Tebrik beklemiyorsunuzdur umarım!
Senaryosu çok önceden yazılmış tiyatronun oynandığı bir sahne gibi Türkiye.PKK, açıktan açığa iç savaş çıkarmaya çalışıyor. Cizre'de özyönetim ilan eden ve...
Senaryosu çok önceden yazılmış tiyatronun oynandığı bir sahne gibi Türkiye.
PKK, açıktan açığa iç savaş çıkarmaya çalışıyor. Cizre'de özyönetim ilan eden ve yüzlerce silahlı teröristi şehre konuşlandıran örgüt, devlet güçlerinin sivilleri katlettiğine yönelik, hepsi birer kuyruklu yalan olan İngilizce ve Türkçe tweetlerle hem Türkiye içinde hem de yurtdışında kamuoyu desteği oluşturmaya çalışıyor.

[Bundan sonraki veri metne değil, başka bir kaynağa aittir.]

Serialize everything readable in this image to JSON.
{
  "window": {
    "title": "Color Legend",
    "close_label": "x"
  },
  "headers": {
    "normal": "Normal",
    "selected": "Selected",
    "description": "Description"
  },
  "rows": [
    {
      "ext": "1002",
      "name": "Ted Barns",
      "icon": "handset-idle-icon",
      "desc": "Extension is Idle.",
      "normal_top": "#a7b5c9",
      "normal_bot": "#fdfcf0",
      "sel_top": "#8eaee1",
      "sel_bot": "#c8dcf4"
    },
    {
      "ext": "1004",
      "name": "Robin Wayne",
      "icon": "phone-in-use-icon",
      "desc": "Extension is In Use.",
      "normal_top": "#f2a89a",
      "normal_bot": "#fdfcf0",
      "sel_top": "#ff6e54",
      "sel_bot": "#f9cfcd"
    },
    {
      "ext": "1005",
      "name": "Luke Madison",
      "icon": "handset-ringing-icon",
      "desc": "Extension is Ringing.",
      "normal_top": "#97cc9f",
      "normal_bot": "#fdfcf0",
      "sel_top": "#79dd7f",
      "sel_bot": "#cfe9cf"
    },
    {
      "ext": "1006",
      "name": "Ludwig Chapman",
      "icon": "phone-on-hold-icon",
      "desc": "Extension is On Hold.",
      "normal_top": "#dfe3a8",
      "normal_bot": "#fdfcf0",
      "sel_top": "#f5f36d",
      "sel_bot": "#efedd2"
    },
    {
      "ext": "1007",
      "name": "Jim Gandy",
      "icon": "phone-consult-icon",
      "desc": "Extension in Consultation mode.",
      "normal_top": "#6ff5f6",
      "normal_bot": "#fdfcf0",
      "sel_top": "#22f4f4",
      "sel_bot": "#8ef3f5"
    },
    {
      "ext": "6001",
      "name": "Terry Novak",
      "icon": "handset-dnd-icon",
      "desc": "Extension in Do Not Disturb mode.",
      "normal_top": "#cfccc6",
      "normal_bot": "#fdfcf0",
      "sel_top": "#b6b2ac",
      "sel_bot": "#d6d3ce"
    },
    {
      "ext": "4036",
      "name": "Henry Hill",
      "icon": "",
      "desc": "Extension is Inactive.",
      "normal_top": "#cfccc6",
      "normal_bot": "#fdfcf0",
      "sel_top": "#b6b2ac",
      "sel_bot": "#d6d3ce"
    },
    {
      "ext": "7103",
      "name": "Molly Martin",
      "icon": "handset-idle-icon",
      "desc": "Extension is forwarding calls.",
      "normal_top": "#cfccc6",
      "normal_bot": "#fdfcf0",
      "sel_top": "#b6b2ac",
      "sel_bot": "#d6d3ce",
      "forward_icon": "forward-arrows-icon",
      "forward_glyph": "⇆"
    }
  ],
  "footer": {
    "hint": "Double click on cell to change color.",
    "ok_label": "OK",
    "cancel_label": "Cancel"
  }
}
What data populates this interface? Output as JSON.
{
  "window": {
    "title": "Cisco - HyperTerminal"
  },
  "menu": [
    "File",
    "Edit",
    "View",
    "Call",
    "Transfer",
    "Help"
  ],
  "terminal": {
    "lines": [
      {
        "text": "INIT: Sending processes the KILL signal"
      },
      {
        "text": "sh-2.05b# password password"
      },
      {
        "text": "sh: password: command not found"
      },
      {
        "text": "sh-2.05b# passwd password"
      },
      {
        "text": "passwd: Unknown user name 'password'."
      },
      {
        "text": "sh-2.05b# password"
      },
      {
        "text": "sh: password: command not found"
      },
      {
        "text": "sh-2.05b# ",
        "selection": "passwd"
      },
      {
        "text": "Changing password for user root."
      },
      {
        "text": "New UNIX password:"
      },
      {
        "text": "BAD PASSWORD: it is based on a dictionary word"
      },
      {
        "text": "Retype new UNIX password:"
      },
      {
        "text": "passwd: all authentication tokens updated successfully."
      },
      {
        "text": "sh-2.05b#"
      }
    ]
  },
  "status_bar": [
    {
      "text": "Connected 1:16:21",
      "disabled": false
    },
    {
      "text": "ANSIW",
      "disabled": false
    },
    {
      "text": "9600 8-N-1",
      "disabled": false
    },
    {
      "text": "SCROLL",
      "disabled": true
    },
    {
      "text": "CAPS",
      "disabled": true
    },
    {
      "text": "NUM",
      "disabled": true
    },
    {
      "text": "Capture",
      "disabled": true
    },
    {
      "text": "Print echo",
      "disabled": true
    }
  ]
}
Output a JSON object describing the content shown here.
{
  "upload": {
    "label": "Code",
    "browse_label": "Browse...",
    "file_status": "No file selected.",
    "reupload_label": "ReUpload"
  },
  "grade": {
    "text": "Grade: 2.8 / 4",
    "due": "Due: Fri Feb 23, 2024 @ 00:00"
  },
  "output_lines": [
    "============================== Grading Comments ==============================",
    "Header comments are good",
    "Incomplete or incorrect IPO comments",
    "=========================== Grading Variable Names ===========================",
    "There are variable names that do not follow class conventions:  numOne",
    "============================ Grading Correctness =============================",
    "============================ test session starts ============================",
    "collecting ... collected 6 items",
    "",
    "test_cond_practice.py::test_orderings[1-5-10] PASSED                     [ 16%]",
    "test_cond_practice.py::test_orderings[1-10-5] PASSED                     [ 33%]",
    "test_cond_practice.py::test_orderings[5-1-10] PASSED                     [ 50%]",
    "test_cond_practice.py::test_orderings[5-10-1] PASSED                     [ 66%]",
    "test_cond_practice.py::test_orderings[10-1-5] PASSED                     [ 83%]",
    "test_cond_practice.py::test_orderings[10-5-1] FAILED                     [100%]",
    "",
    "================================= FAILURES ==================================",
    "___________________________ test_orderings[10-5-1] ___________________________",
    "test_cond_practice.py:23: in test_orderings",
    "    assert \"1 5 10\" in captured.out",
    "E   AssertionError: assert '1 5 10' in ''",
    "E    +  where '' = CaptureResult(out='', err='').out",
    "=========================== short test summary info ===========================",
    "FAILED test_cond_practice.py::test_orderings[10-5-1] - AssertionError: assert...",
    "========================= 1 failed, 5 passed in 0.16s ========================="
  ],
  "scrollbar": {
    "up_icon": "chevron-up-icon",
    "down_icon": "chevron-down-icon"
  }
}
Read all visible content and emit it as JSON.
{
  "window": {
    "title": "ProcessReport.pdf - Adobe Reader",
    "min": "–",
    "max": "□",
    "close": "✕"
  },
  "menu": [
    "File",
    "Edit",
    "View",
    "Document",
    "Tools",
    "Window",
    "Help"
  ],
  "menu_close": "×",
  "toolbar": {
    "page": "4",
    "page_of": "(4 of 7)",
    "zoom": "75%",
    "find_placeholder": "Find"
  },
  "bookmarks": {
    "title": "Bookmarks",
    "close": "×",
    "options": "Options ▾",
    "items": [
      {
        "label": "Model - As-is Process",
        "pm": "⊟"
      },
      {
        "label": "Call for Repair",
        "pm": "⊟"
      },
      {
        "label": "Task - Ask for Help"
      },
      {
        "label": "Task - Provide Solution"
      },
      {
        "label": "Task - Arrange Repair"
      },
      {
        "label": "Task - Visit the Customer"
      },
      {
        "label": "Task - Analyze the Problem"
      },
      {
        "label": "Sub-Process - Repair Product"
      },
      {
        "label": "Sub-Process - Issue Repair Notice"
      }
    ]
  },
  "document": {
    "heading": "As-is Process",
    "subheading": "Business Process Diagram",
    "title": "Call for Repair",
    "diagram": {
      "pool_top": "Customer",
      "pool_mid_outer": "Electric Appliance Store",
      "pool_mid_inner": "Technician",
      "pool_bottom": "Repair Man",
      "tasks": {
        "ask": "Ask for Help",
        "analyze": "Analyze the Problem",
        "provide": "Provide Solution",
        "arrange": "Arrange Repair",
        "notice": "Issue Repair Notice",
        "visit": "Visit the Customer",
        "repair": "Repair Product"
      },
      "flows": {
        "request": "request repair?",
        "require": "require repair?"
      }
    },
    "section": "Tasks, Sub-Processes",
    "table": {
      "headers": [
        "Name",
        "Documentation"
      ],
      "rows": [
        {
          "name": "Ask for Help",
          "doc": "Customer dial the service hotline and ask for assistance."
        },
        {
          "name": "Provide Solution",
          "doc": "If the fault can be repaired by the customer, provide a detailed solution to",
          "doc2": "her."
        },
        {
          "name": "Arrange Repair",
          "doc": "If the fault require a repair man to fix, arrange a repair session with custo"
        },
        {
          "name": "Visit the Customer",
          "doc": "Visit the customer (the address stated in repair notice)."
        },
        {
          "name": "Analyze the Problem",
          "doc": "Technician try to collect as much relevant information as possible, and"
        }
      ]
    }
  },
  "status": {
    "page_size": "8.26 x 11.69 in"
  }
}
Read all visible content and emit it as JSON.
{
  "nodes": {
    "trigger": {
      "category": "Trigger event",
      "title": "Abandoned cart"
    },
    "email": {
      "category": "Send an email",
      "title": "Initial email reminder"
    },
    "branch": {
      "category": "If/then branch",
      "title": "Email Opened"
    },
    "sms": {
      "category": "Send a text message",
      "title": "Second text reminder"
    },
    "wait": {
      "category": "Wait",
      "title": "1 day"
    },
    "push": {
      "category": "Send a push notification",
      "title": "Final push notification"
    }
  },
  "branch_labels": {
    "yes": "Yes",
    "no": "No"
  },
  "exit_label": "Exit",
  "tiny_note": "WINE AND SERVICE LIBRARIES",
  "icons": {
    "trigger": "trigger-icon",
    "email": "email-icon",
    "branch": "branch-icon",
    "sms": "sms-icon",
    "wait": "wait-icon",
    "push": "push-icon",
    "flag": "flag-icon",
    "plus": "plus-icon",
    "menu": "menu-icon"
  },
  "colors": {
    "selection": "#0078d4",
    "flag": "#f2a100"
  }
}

Tümüyle bir şehri, Cizre'yi mesken tutmalarının bir nedeni; şehrin sakinlerini “Devrimci Halk Ayaklanması” dedikleri bu işin içine katmak; en azından provasını yapmaksa, diğer bir sebebi de; Cizre halkını güvenlik güçleriyle karşı karşıya getirerek sivil ölümlerin olmasını ve bu ölümlerin bir kıvılcım işlevi görerek tüm Türkiye'yi sarmasını ummaları.
Demirtaş da, ya başka seçeneği olmadığı için; ya da düz ovada sivil siyasete inanmadığı için ateşe körükle gidiyor. PKK'nın demokrasi lafını hiç ağzından düşürmediği gibi Demirtaş da “barış” sözünü her cümlesine sıkıştırıveriyor; ama “sarayın ordusu da polisi de yenilecek”ten tutun, “anasından doğduklarına pişman edin”e ve son olarak “Cizre Bodrum'a uzak değil”e dek varan skalada, hafifinden ağırına tehditler savurup duruyor.
Ama mühim olan bu değil; mühim olan Gezi olaylarına destek veren medya ve Beyaz Türklerin bir kısmının –100'ün üzerinde şehidin kanı daha kurumamışken- hala PKK'yı şirin ve sempatik gösterme, romantize ederek imajını temize çekme gayretlerinin olması.